Besides these traits of his, people also recalled that he did not get blindly enraged at those who had injured him, and that he kept faith even with those who were unworthy of it. For instance, there was a robber named Corocotta, who flourished in Spain, at whom he [Augustus] was so angry at first that he offered a million sesterces to the man that should capture him alive; but later, when the robber came to him of his own accord, he not only did him no harm, but actually made him richer by the amount of the reward.

According to Peter Michael Swan the main purpose of the story is to contrast the clemency of Augustus with the vindictiveness of Dio's bête noire, Septimius Severus. Thomas Grünewald says that Dio wished to stress that Augustus had "a strong sense of humour and unshakeable self-confidence", and to compare this with the brutality that was the product of Severus' insecurity, represented by his vicious treatment of a similar "noble bandit" called Bulla Felix.

==Interpretations==

Cantabria at the time of Corocotta. Cantabria was the last part of Spain to resist Roman oocupation

Whether Corocotta was a bandit or a leader of local resistance to Roman occupation has been a matter of dispute. Cassius Dio simply describes him as a bandit (Greek: leistes), but as Grünewald notes, the Greek term leistes can be used in a range of roles wider than English "bandit" or "robber" would indicate, including "rebel, rival, avenger".

===Name===
The name "corocotta" has been interpreted as a nickname indicative of his ferocity, a variant of crocotta, a word used to refer to a type of canine-like beast from Africa, most likely a hyena or jackal. In the words of Grünewald, "It can have been no accident that the infamous Corocotta shared his name with an exotic predator, well known to circus audiences as a terrifying beast." Pliny the Elder described the animal as a cross between a hyena and a lion, though the term may also have been used for other similar animals. Dio himself refers to it, but says it is an "Indian species" like a "lioness and tiger combined". He does so in a section of his book about the reign of Severus and makes no connection to it when he discusses the Cantabrian bandit.

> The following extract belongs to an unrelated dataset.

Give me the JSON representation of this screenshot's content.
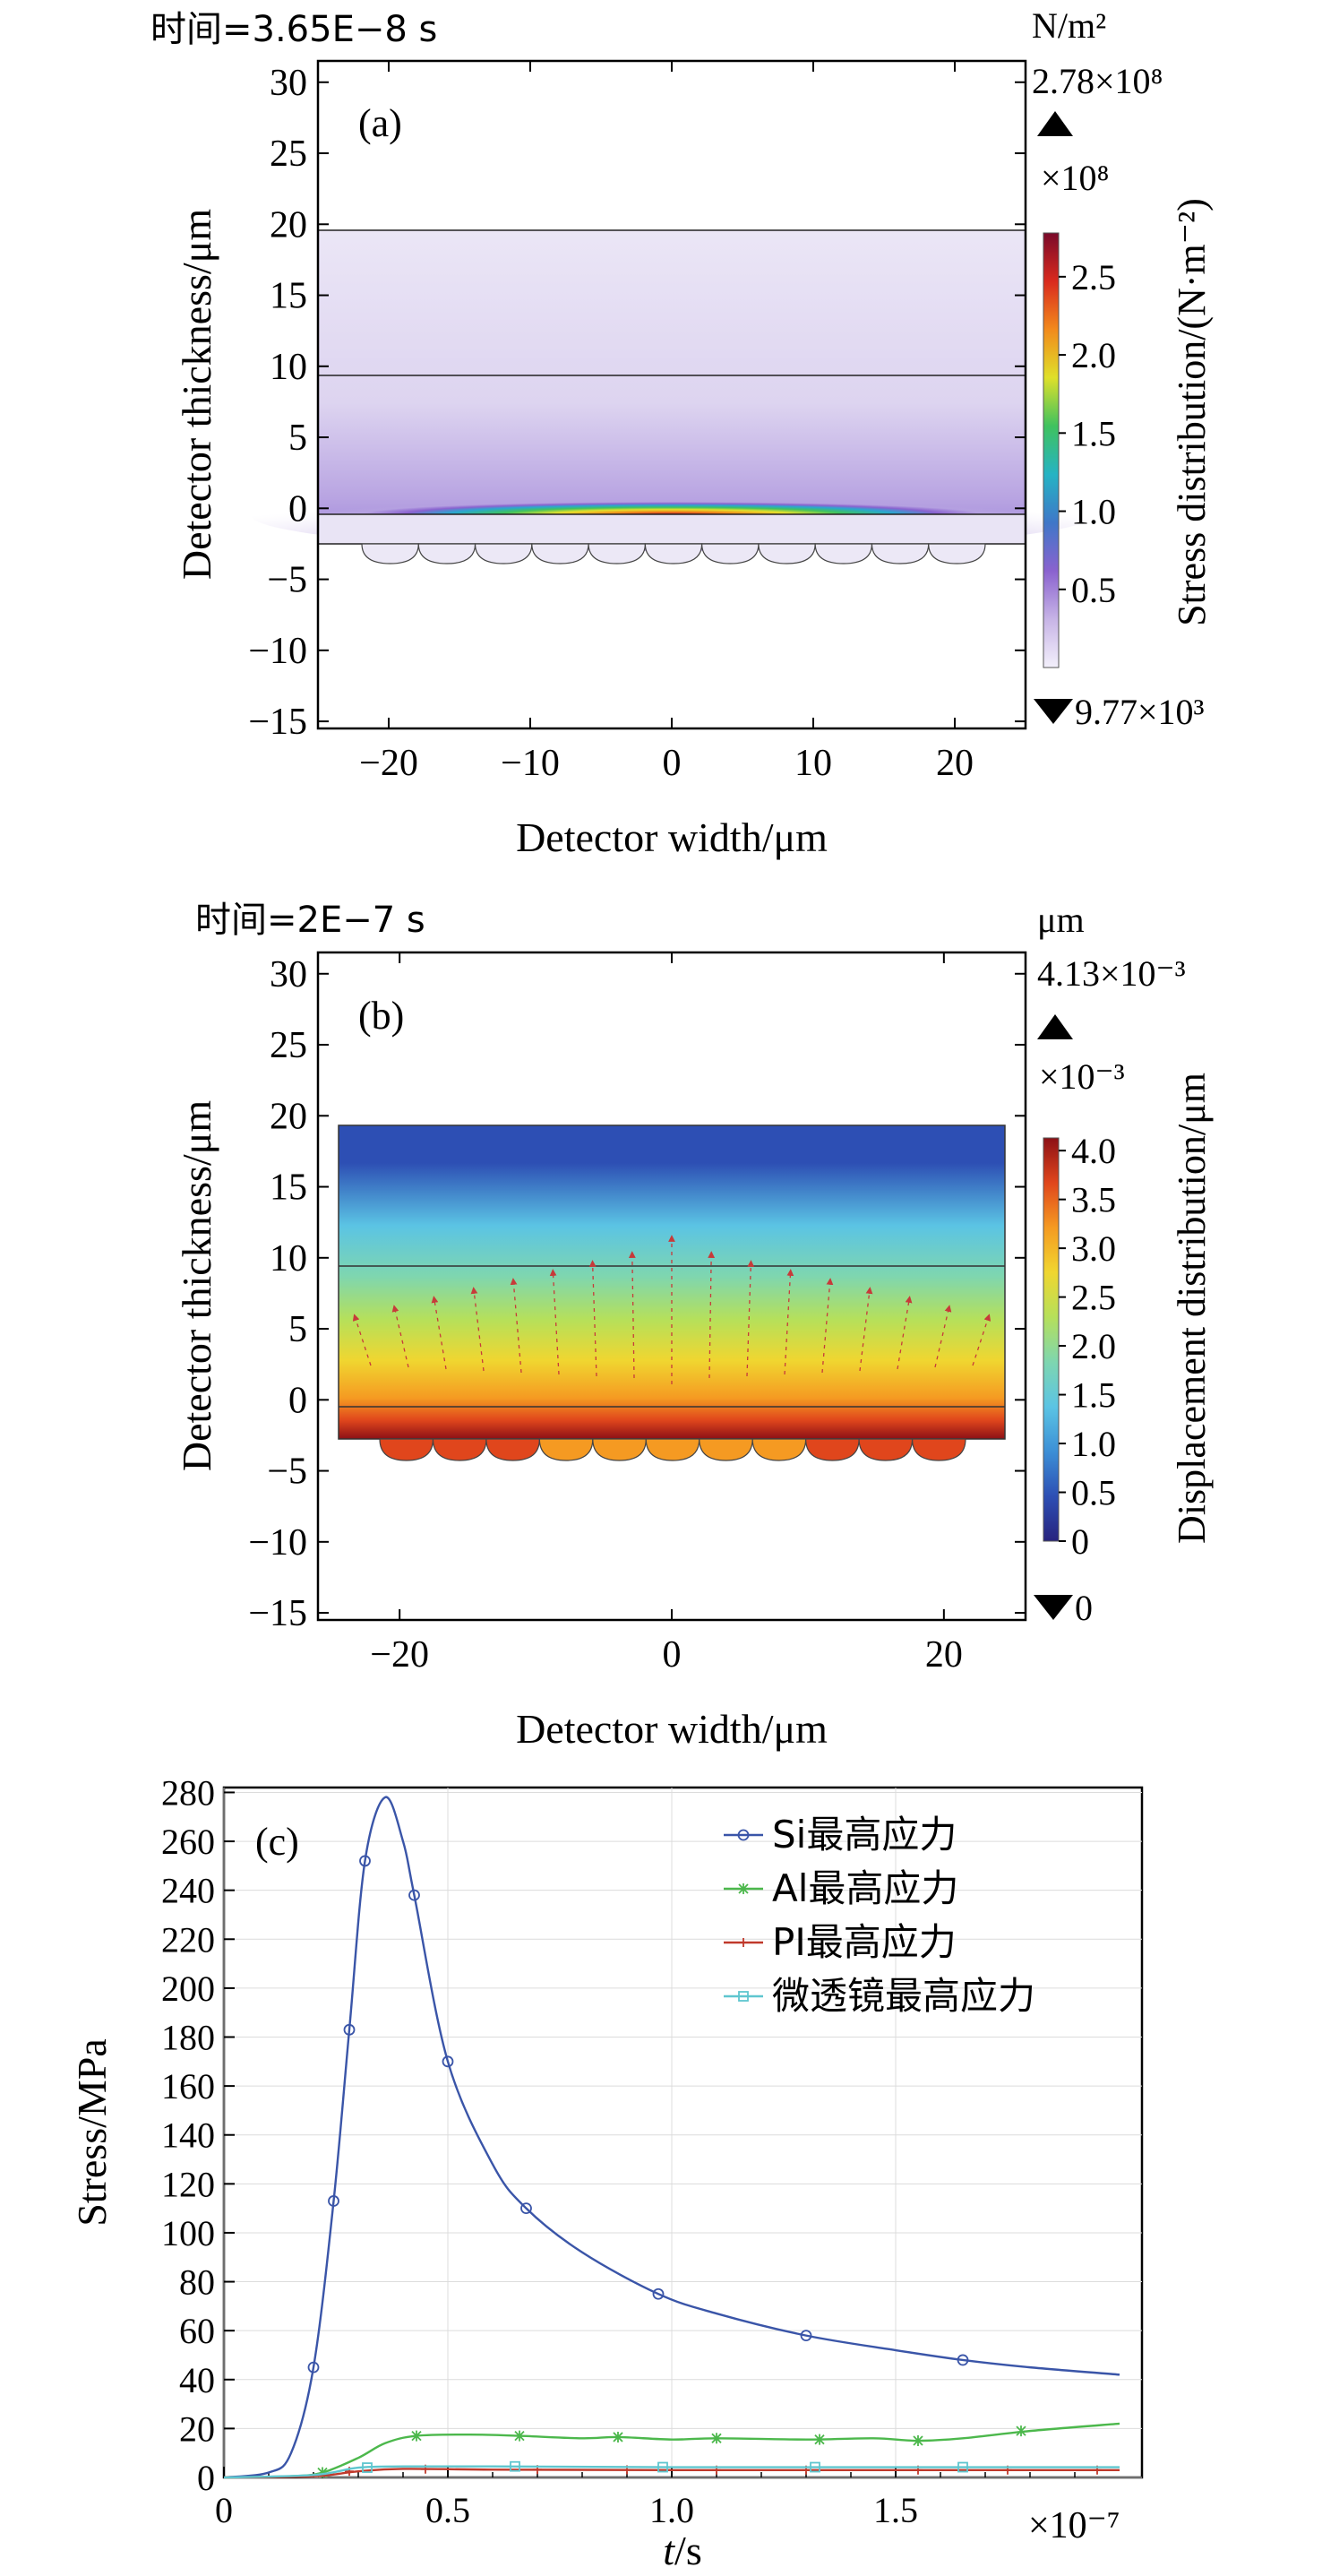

Adolf Schulten argued in 1943 that the name Corocotta may be only accidentally similar to that of the animal. He interpreted it as a Celtic name. *Cor(i)o- was a common element in Continental Celtic personal and place names (perhaps meaning "shot, launch" or "army"; comparing Celtic – or Lusitanian ("Para-Celtic") – personal names such as Corogeni, Coroturetis, Coroneri, Corobulti, Coromarae, Corolamus, Corogennates, et al.) Leonard Curchin proposes that the second element is from the Celtic root *cotto "old".

Schulten argued that he was more likely to have been an anti-Roman rebel than a simple bandit, and should be seen in the context of the Cantabrian wars (29–19 BC), the last stand of independent Spanish Celtic tribes against Roman control. He probably led a band of rebels who continued resistance to Roman power in northern Spain for some time after other leaders had given up. Schulten argues that he must have surrendered to Augustus at some time during the emperor's visit to the area c. 26–25 BC.

===Hero or myth===
Schulten's version allowed Corocotta to be appropriated in Spain as a patriotic hero of resistance to Roman rule, comparable to the status of the Lusitanian anti-Roman resistance leader Viriatus in Portugal. Peter Michael Swan quotes F. Diego Santos describing him as "a Cantabrian guerrilla leader; his surrender possibly belongs to Augustus’ sojourn in Spain ca. 15–14 B.C." He is the hero of Paul Naschy's 1980 sword and sandal film Los cántabros (The Cantabrians), and has appeared as a resistance hero in several other works. In 1985 a statue identified as Corocotta was erected in Santander. The statue, by Ramón Ruíz Lloreda, officially represents the independent spirit of "the primitive Cantabrian" illustrating a line from Horace, "Cantabrum indoctum iuga ferre nostra" ("the Cantabrian, who has not been taught to bear our yoke").

In 2007 Alicia M. Canto argued that the text of Dio does not justify placing Corocotta in the context of Cantabrian resistance to Rome. She suggests that Corocotta was merely a bandit, and surmises that he was probably of North African origin on the basis that the crocotta was said by most authors to come from Africa.